The story of the prodigal son comes to mind. The younger son put a knife to his father’s heart when he left with his assets and lived a licentious life style. Think of all the thoughts that must’ve gone through the father’s head – “I have not taught him to live that way. I’ve given him everything he needed to be happy and yet he has rejected me and wished for my death and couldn’t wait to spend all my money! He didn’t love me. He loved my money. And to think that I wasted all those years taking care of him…!” If you were a average father, this is what you would be thinking: “If he ever comes back, with his tail between his legs and begs for forgiveness, and shed bitter tears for at least an hour, maybe, just maybe I might make him work in the field as a slave for a year after I feel he has sufficiently paid for all the pain he has caused me, then I might forgive him.” But this was no average father. This father represented the heavenly Father – the merciful and loving. What doe He do? I imagine in heaven God our Father and our older brother Jesus both looked at this insolent and idiot of a son, representing us, who was completely oblivious to their love and concern for him. And Jesus, our true older brother, says to the Father, “Father, I will go bring him home.” And the Father says, “Son, you know what they will do to do when you go.” The Son: “Yes, Father. But I’m willing. I will go bring him home.” And so He came after us. Not as a conquering king with fire blazing from his nostrils to make us fear him and beg for mercy, but as a most vulnerable of all beings – as a baby to make peace with us. To bring you and me to God. We, who, didn’t even acknowledge the existence of God. Who lived only for our pleasure and freedom, who wasted all the gifts and marvels of being a human being on our pleasure. Being so wasteful and careless of all that the Father has given to us like that prodigal son… Our older brother came and picked us up, paid for all the debt we owed to loan sharks, got beaten up, got speared and left for dead… just so that He can bring us back to the Father…

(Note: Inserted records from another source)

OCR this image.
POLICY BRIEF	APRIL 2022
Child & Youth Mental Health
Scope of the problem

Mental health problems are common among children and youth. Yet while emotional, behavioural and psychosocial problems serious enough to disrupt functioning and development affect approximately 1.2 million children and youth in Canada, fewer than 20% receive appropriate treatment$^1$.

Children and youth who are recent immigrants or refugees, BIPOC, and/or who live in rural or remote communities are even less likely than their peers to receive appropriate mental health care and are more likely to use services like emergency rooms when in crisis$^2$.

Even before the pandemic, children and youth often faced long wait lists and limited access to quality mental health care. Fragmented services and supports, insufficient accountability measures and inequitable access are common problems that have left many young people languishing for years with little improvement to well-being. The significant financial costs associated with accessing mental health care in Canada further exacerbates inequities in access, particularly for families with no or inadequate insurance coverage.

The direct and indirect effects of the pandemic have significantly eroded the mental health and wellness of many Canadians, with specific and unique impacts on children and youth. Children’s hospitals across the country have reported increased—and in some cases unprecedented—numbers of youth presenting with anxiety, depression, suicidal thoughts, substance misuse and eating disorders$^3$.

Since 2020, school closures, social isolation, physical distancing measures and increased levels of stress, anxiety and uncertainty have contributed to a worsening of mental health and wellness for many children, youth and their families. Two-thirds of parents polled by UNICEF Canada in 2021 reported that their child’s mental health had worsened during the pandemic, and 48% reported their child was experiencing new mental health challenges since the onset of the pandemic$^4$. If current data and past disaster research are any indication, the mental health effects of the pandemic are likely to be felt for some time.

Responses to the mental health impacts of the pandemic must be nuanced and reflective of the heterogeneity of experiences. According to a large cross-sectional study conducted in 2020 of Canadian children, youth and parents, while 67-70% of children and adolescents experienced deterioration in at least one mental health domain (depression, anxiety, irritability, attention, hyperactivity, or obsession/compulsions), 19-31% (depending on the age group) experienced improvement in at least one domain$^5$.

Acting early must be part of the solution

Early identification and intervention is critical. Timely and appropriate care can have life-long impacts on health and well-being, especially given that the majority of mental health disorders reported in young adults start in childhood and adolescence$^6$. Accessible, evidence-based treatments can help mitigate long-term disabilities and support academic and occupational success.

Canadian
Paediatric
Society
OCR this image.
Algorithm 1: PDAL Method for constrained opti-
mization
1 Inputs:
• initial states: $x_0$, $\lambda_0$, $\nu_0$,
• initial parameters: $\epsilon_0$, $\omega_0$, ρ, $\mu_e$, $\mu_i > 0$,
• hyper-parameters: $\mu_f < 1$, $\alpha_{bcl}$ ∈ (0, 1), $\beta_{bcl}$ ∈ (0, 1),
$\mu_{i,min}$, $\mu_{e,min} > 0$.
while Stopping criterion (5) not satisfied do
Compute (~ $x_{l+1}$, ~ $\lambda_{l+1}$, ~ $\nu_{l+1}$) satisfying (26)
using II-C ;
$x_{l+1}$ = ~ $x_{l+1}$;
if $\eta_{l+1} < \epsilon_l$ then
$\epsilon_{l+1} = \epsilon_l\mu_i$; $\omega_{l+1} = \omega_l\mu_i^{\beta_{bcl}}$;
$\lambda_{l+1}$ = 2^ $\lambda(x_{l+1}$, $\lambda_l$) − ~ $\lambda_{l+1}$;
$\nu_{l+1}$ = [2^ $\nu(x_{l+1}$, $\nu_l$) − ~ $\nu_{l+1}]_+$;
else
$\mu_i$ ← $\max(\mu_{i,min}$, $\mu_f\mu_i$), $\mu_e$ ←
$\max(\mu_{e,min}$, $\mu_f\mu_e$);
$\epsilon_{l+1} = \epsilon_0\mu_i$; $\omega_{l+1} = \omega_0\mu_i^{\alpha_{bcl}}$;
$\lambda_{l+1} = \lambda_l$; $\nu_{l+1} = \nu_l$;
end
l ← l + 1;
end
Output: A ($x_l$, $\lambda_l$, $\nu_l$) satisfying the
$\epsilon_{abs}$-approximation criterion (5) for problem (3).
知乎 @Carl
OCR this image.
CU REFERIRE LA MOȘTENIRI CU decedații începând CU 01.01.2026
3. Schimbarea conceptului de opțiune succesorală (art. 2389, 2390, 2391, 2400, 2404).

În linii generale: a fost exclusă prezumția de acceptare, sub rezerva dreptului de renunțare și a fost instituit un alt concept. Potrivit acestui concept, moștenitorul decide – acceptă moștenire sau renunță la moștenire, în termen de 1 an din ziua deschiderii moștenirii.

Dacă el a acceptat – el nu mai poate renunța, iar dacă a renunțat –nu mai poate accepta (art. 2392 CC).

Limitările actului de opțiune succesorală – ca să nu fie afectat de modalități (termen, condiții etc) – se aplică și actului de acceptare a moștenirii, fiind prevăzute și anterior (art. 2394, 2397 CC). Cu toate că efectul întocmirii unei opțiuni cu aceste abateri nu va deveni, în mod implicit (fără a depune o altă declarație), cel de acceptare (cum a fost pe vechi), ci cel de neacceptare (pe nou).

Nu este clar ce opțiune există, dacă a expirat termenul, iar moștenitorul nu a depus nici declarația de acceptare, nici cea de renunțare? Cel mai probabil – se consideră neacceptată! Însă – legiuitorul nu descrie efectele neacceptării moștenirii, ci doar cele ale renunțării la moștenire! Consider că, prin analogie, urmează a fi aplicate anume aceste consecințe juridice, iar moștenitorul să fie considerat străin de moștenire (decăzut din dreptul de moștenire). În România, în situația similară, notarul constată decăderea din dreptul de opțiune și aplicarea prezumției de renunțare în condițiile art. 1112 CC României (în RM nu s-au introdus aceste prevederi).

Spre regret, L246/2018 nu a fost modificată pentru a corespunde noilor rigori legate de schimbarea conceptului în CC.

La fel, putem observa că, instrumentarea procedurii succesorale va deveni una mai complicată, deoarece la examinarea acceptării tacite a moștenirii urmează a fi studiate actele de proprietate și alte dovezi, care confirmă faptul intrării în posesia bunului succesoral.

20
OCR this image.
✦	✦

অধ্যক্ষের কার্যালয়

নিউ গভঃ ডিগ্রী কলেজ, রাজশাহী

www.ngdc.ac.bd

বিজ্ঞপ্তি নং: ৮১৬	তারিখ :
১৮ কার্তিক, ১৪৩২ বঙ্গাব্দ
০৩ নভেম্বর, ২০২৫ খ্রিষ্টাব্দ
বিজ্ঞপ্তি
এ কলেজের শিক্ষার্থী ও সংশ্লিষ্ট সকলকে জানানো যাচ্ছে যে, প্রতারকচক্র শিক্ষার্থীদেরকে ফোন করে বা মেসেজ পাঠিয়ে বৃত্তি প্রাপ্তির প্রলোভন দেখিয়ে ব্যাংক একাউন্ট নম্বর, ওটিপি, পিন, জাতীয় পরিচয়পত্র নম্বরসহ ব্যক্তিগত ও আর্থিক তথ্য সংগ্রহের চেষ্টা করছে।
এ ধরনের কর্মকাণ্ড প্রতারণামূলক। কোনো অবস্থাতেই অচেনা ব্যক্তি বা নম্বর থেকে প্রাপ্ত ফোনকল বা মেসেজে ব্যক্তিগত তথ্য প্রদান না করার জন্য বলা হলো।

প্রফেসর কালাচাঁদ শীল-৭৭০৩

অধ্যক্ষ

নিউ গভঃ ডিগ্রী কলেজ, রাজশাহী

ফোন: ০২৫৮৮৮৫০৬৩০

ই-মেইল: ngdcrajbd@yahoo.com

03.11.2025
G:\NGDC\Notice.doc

If there was anyone in the history of the world who could say, “I have every right to hate them and I do hate them,” it would be Jesus. But He didn’t. Instead He loved. And He initiated the reconciling process.
And that is how we kill our anger. That is how we deal with injustices that were done to us. That is how we turn hate into love. It was us who hated God and killed Him and yet He still loved, forgave and adopted us as sons. When that truth pervades your heart, your heart melts and you now can do what you could not do before. That coldness melts away and hostility is replaced with love. Now, you are fit for the kingdom.